JET's CEO Diana McCaulay's appeal comes in wake of an article published in the February 5 edition of The Sunday Gleaner titled 'Pollution crisis - Portmore residents with respiratory illnesses urged to flee foul community'.

But the issue of pollution is not limited to Portmore, as air quality has been deteriorating in the Kingston Metropolitan Area, with data from the National Environment and Planning Agency (NEPA) showing that the air quality in areas such as Spanish Town Road, Mona and Rockfort declined to the worst ever readings in 2015.

According to McCaulay, along with the Ministry of Health, NEPA, and the National Solid Waste Management Authority, all have some responsibility for the issue.

"The public-health threat of open burning remains unaddressed by NEPA, the National Solid Waste Management Authority, or the Ministry of Health," McCaulay charged in a release to the media yesterday.

"The main sources of air pollution in Jamaica are industrial, motor vehicle emissions; open burning by individuals and businesses, garbage dumps, and forest or bush fires.
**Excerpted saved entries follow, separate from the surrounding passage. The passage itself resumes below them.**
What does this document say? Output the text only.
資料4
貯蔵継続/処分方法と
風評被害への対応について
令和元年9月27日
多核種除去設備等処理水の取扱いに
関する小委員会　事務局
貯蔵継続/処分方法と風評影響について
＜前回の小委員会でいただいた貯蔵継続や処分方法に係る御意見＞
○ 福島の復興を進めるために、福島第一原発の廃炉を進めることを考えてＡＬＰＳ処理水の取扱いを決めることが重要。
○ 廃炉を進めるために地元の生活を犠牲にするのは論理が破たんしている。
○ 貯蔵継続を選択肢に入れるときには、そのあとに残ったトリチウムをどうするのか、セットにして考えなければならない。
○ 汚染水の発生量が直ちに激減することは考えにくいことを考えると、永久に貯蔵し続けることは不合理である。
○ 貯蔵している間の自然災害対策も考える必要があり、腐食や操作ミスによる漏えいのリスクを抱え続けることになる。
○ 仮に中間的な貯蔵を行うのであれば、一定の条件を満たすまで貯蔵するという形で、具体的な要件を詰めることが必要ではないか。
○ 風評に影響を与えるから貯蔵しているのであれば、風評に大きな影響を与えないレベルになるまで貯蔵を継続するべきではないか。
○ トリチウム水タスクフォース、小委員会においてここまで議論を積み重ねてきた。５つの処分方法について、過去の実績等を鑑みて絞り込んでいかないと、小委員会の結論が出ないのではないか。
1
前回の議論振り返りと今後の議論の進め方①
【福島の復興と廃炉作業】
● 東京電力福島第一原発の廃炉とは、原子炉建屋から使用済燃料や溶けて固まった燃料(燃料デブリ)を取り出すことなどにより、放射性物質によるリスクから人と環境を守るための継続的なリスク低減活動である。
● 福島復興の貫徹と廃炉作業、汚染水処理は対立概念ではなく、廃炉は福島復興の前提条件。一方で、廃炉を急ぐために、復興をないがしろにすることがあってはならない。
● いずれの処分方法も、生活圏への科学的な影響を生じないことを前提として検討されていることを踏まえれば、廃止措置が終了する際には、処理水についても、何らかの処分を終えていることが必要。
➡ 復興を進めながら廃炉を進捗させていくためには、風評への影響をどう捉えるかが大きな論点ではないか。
Despite many meetings, reports and promises over two decades, little progress has been made in controlling these sources."

McCaulay further highlighted that Jamaica has no motor vehicle emission standards, and while we do have air-quality regulations for major and significant facilities as defined by law, these facilities (mainly industrial) are required to do their own testing for a number of pollutants (depending on the industry) and report those tests to NEPA.

"Except for particulates, NEPA does not have the equipment to do independent testing for the criteria pollutants (for which there are air quality standards), let alone the 78 priority pollutants (for which there are guideline levels) identified in the air-quality regulations," McCaulay said. "NEPA does not proactively release information on air quality in a form that is understandable by a layperson so it is not easy for a citizen to find out what he or she is breathing."

 

Turning a blind eye

 

Environmentalist Diana McCaulay believes the authorities have been turning a blind eye to many illegal practices across the island that have been contributing to the deteriorating air quality.

These, she says, include an illegal operation to retrieve copper from waste tyres, which burns visibly and harmfully every week in the vicinity of Spanish Town.

"Cane fires remain unregulated, although there have been promises over many years that they will be stopped. Farmers still use fire to clear land, sometimes with catastrophic results," McCaulay further outlined.

"Although the fine for open burning under the Public Health Nuisance Regulations is $50,000, the Ministry of Health seemingly has no response to the many trash fires which burn every day all over the island in proximity to large human populations.

"We already know, however, that even where regulations exist, enforcement is grossly inadequate."

JET has begun implementing a new project titled Jamaicans for Clean Air and Water and is currently undertaking a review of the air and water quality legal framework in Jamaica which is anticipated will be completed by March 2017.

In Sunday's article, consultant physician and pulmonologist at the University Hospital of the West Indies, Dr Althea Aquart-Stewart, advised persons who suffer from respiratory problems to avoid living in Portmore, if possible. She said there were a number of people coming from Portmore with exacerbation of their medical problems. Asthmatics she said, "go through hell".